Ante esta situación, un grupo de ciudadanos españoles ha decidido rebelarse contra lo intolerable y cultivar el "arte de la impaciencia" del que hablara Brecht en el poema citado. Ellos han alentado la Plataforma del 0, 7% como fruto de uno de los hechos que más han ennoblecido la condición ciudadana en los últimos años: la huelga de hambre de finales de 1993 para presionar a la opinión pública y al Gobierno para que se destine el 0,7% del PIB a la cooperación internacional con los países pobres del Sur. Considero que dicha huelga, junto con el rápido despliegue de un equipo de Médicos sin Fronteras en la guerra de Georgia, han constituido los mejores exponentes de la existencia de una ciudadanía solidaria, internacionalista y anticorporativista, capaz de anteponer el dolor y la injusticia ajenos a cualquier otra reivindicación o dedicación. Éstos son los mejores ejemplos que podemos proponer a nuestros hijos y a nuestros jóvenes para combatir la extensión de la xenofobia y el racismo y para ir caminando hacia una transición moral, una regeneración de nuestra sociedad civil y una nueva repolitización, especialmente de los jóvenes. En estos días, unas cincuenta personas están realizando una huelga de hambre -al modo de la práctica política gandhiana- para recordarnos que la lucha continúa y que están dispuestos a todo hasta conseguir que el Gobierno cumpla los requerimientos de Naciones Unidas sobre el destino del 0,7% y revise en profundidad su política de cooperación.

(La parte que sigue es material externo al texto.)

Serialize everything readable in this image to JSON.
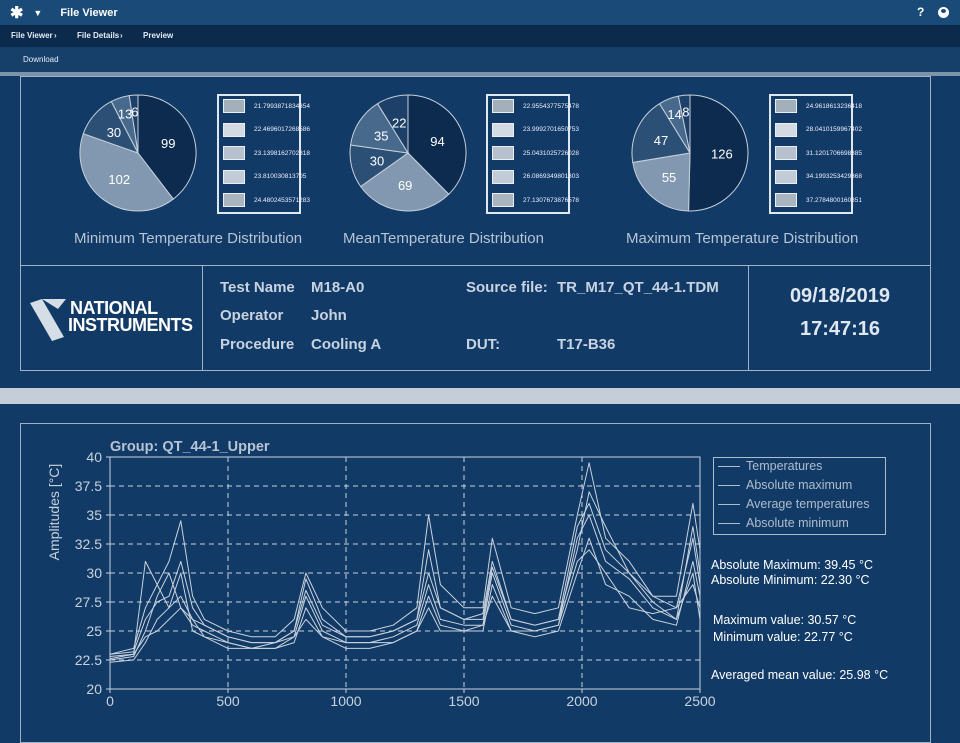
{
  "app": {
    "title": "File Viewer",
    "help": "?",
    "logo_glyph": "✱"
  },
  "breadcrumb": [
    "File Viewer",
    "File Details",
    "Preview"
  ],
  "toolbar": {
    "download": "Download"
  },
  "pies": [
    {
      "title": "Minimum Temperature Distribution",
      "values": [
        99,
        102,
        30,
        13,
        6
      ],
      "legend": [
        "21.7993871834354",
        "22.4696017268586",
        "23.1398162702818",
        "23.810030813705",
        "24.4802453571283"
      ]
    },
    {
      "title": "MeanTemperature Distribution",
      "values": [
        94,
        69,
        30,
        35,
        22
      ],
      "legend": [
        "22.9554377575478",
        "23.9992701650753",
        "25.0431025726028",
        "26.0869349801303",
        "27.1307673876578"
      ]
    },
    {
      "title": "Maximum Temperature Distribution",
      "values": [
        126,
        55,
        47,
        14,
        8
      ],
      "legend": [
        "24.9618613236418",
        "28.0410159967402",
        "31.1201706698385",
        "34.1993253429368",
        "37.2784800160351"
      ]
    }
  ],
  "pie_colors": [
    "#0d2a4f",
    "#8298b0",
    "#2c5075",
    "#46698c",
    "#1d4068"
  ],
  "legend_swatches": [
    "#a3afbb",
    "#d3dae2",
    "#b7c1cd",
    "#c3ccd6",
    "#aab5c1"
  ],
  "info": {
    "logo_text": [
      "NATIONAL",
      "INSTRUMENTS"
    ],
    "test_name_label": "Test Name",
    "test_name": "M18-A0",
    "operator_label": "Operator",
    "operator": "John",
    "procedure_label": "Procedure",
    "procedure": "Cooling A",
    "source_label": "Source file:",
    "source": "TR_M17_QT_44-1.TDM",
    "dut_label": "DUT:",
    "dut": "T17-B36",
    "date": "09/18/2019",
    "time": "17:47:16"
  },
  "chart_data": {
    "type": "line",
    "title": "Group: QT_44-1_Upper",
    "ylabel": "Amplitudes [°C]",
    "xlabel": "",
    "xlim": [
      0,
      2500
    ],
    "ylim": [
      20,
      40
    ],
    "xticks": [
      "0",
      "500",
      "1000",
      "1500",
      "2000",
      "2500"
    ],
    "yticks": [
      "20",
      "22.5",
      "25",
      "27.5",
      "30",
      "32.5",
      "35",
      "37.5",
      "40"
    ],
    "grid": true,
    "legend": [
      "Temperatures",
      "Absolute maximum",
      "Average temperatures",
      "Absolute minimum"
    ],
    "legend_position": "top-right",
    "x": [
      0,
      100,
      150,
      200,
      250,
      300,
      350,
      400,
      500,
      600,
      700,
      780,
      830,
      900,
      1000,
      1100,
      1200,
      1300,
      1350,
      1400,
      1500,
      1580,
      1620,
      1700,
      1800,
      1900,
      1980,
      2030,
      2100,
      2200,
      2300,
      2400,
      2470,
      2500
    ],
    "series": [
      {
        "values": [
          23,
          23.5,
          27,
          29,
          31,
          34.5,
          28,
          26,
          25,
          24.5,
          24.5,
          26,
          30,
          27,
          25,
          25,
          25.5,
          27,
          35,
          29,
          27,
          27,
          33,
          27,
          26.5,
          27,
          35,
          39.5,
          33,
          31,
          28,
          28,
          36,
          32
        ]
      },
      {
        "values": [
          22.8,
          23,
          31,
          29,
          27,
          28,
          26,
          25.5,
          24.5,
          24,
          24,
          25,
          29.5,
          26,
          24.5,
          24.5,
          25,
          26,
          30,
          27,
          26,
          26.5,
          31,
          26,
          25.5,
          26,
          32,
          37,
          34,
          30,
          28,
          27,
          33,
          29
        ]
      },
      {
        "values": [
          22.5,
          22.8,
          25,
          28,
          30,
          27,
          25.5,
          25,
          24,
          23.5,
          23.5,
          24.5,
          28,
          25,
          24,
          24,
          24.5,
          25.5,
          29,
          26,
          25.5,
          25.5,
          30,
          25.5,
          25,
          25.5,
          33,
          35,
          31,
          29.5,
          27,
          26,
          34,
          30
        ]
      },
      {
        "values": [
          22.3,
          22.5,
          24,
          26,
          27,
          30,
          25,
          24.5,
          23.5,
          23.5,
          23.5,
          24,
          27,
          24.5,
          23.5,
          23.5,
          24,
          25,
          28,
          25.5,
          25,
          25,
          29,
          25,
          24.5,
          25,
          30,
          33,
          29,
          28,
          26,
          25.5,
          31,
          28
        ]
      },
      {
        "values": [
          22.6,
          23,
          24.5,
          25,
          26,
          27,
          26,
          24.5,
          24,
          23.5,
          24,
          24.5,
          26,
          24.5,
          24,
          24,
          24,
          25,
          27,
          25,
          25,
          25.5,
          28,
          25,
          25,
          25.5,
          31,
          32,
          30,
          27,
          26.5,
          27,
          29,
          27
        ]
      },
      {
        "values": [
          23,
          23.2,
          26,
          27.5,
          28,
          31,
          27,
          25.5,
          24.5,
          24,
          24,
          25,
          28.5,
          25.5,
          24.5,
          24.5,
          25,
          26,
          32,
          27,
          26,
          26,
          30.5,
          26,
          25.5,
          26,
          34,
          36,
          32,
          30,
          27.5,
          26,
          30,
          26
        ]
      }
    ],
    "line_color": "#c9d3de"
  },
  "stats": {
    "abs_max": "Absolute Maximum: 39.45 °C",
    "abs_min": "Absolute Minimum: 22.30 °C",
    "max_val": "Maximum value: 30.57 °C",
    "min_val": "Minimum value: 22.77 °C",
    "avg": "Averaged mean value: 25.98 °C"
  }
}
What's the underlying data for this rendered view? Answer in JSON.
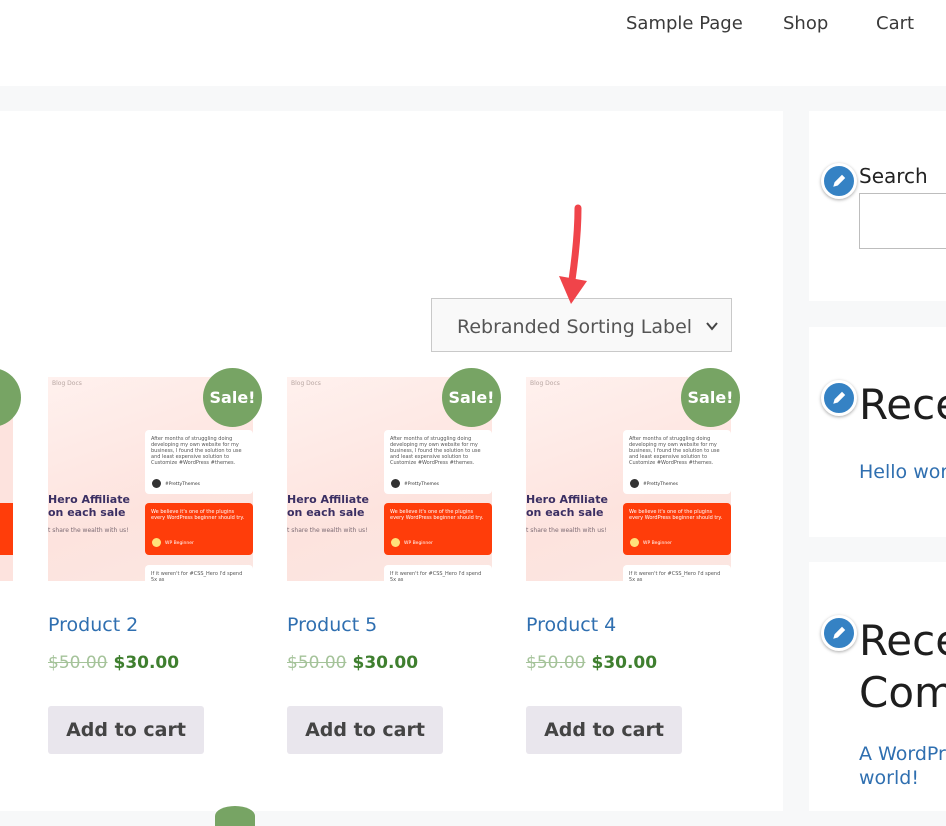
{
  "header": {
    "nav": [
      "Sample Page",
      "Shop",
      "Cart"
    ]
  },
  "shop": {
    "sort_label": "Rebranded Sorting Label",
    "products": [
      {
        "title": "Product 2",
        "regular_price": "$50.00",
        "sale_price": "$30.00",
        "badge": "Sale!",
        "button": "Add to cart"
      },
      {
        "title": "Product 5",
        "regular_price": "$50.00",
        "sale_price": "$30.00",
        "badge": "Sale!",
        "button": "Add to cart"
      },
      {
        "title": "Product 4",
        "regular_price": "$50.00",
        "sale_price": "$30.00",
        "badge": "Sale!",
        "button": "Add to cart"
      }
    ],
    "thumb": {
      "crumbs": "Blog   Docs",
      "hero_line1": "Hero Affiliate",
      "hero_line2": "on each sale",
      "hero_sub": "t share the wealth with us!",
      "card1_text": "After months of struggling doing developing my own website for my business, I found the solution to use and least expensive solution to Customize #WordPress #themes.",
      "card1_who": "#PrettyThemes",
      "card2_text": "We believe it's one of the plugins every WordPress beginner should try.",
      "card2_who": "WP Beginner",
      "card3_text": "If it weren't for #CSS_Hero I'd spend 5x as"
    }
  },
  "sidebar": {
    "search_label": "Search",
    "recent_posts_heading": "Rece",
    "recent_post_link": "Hello wor",
    "recent_comments_heading_1": "Rece",
    "recent_comments_heading_2": "Com",
    "recent_comment_line_1": "A WordPr",
    "recent_comment_line_2": "world!"
  },
  "colors": {
    "link": "#2f6fb0",
    "sale_badge": "#77a464",
    "price": "#3f7f2f",
    "arrow": "#f0444a",
    "edit_icon": "#3582c4"
  }
}
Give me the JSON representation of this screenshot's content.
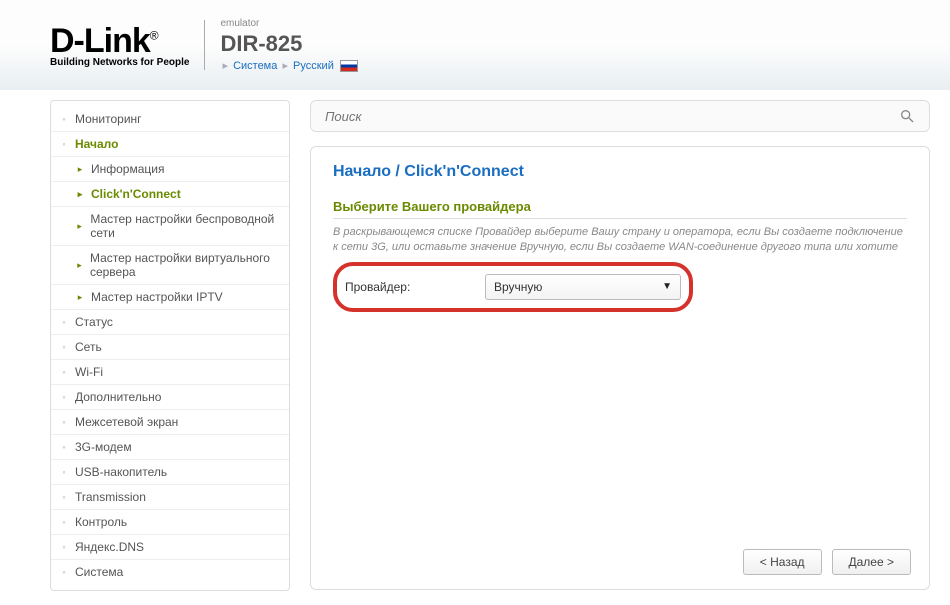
{
  "header": {
    "brand_main": "D-Link",
    "brand_sub": "Building Networks for People",
    "emulator": "emulator",
    "model": "DIR-825",
    "crumb1": "Система",
    "crumb2": "Русский"
  },
  "sidebar": {
    "items": [
      {
        "label": "Мониторинг",
        "level": 1
      },
      {
        "label": "Начало",
        "level": 1,
        "active_parent": true
      },
      {
        "label": "Информация",
        "level": 2
      },
      {
        "label": "Click'n'Connect",
        "level": 2,
        "active": true
      },
      {
        "label": "Мастер настройки беспроводной сети",
        "level": 2
      },
      {
        "label": "Мастер настройки виртуального сервера",
        "level": 2
      },
      {
        "label": "Мастер настройки IPTV",
        "level": 2
      },
      {
        "label": "Статус",
        "level": 1
      },
      {
        "label": "Сеть",
        "level": 1
      },
      {
        "label": "Wi-Fi",
        "level": 1
      },
      {
        "label": "Дополнительно",
        "level": 1
      },
      {
        "label": "Межсетевой экран",
        "level": 1
      },
      {
        "label": "3G-модем",
        "level": 1
      },
      {
        "label": "USB-накопитель",
        "level": 1
      },
      {
        "label": "Transmission",
        "level": 1
      },
      {
        "label": "Контроль",
        "level": 1
      },
      {
        "label": "Яндекс.DNS",
        "level": 1
      },
      {
        "label": "Система",
        "level": 1
      }
    ]
  },
  "search": {
    "placeholder": "Поиск"
  },
  "content": {
    "breadcrumb": "Начало /  Click'n'Connect",
    "section_title": "Выберите Вашего провайдера",
    "hint": "В раскрывающемся списке Провайдер выберите Вашу страну и оператора, если Вы создаете подключение к сети 3G, или оставьте значение Вручную, если Вы создаете WAN-соединение другого типа или хотите",
    "field_label": "Провайдер:",
    "select_value": "Вручную",
    "back_btn": "< Назад",
    "next_btn": "Далее >"
  }
}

Pedir el 0,7% de nuestro PIB para el desarrollo de los países del Sur es una forma colectiva de practicar la lucha contra la desigualdad internacional y de movilizarse por la supervivencia del planeta y de todos sus habitantes. El 0,7% es el hilo primero, el inicio del inicio de una movilización de la sociedad civil para que la política estatal de cooperación internacional sepa incidir en las causas que provocan el subdesarrollo de la inmensa mayoría de la humanidad y para que sus fondos se destinen a áreas de prioridad social. El 65% de los españoles apoya esta reivindicación, como lo demostró la encuesta de Demoscopia publicada por EL PAÍS en el pasado mes de diciembre. Negarse a asumirla supondría prolongar la política occidental de ceguera anteriormente denunciada, seguir impulsando una loca carrera hacia el desastre mundial y castrar uno de los movimientos ciudadanos más capacitados para regenerar la vida social y moral de nuestro país.
Rafael Díaz-Salazar es profesor titular de Sociología de la Universidad Complutense.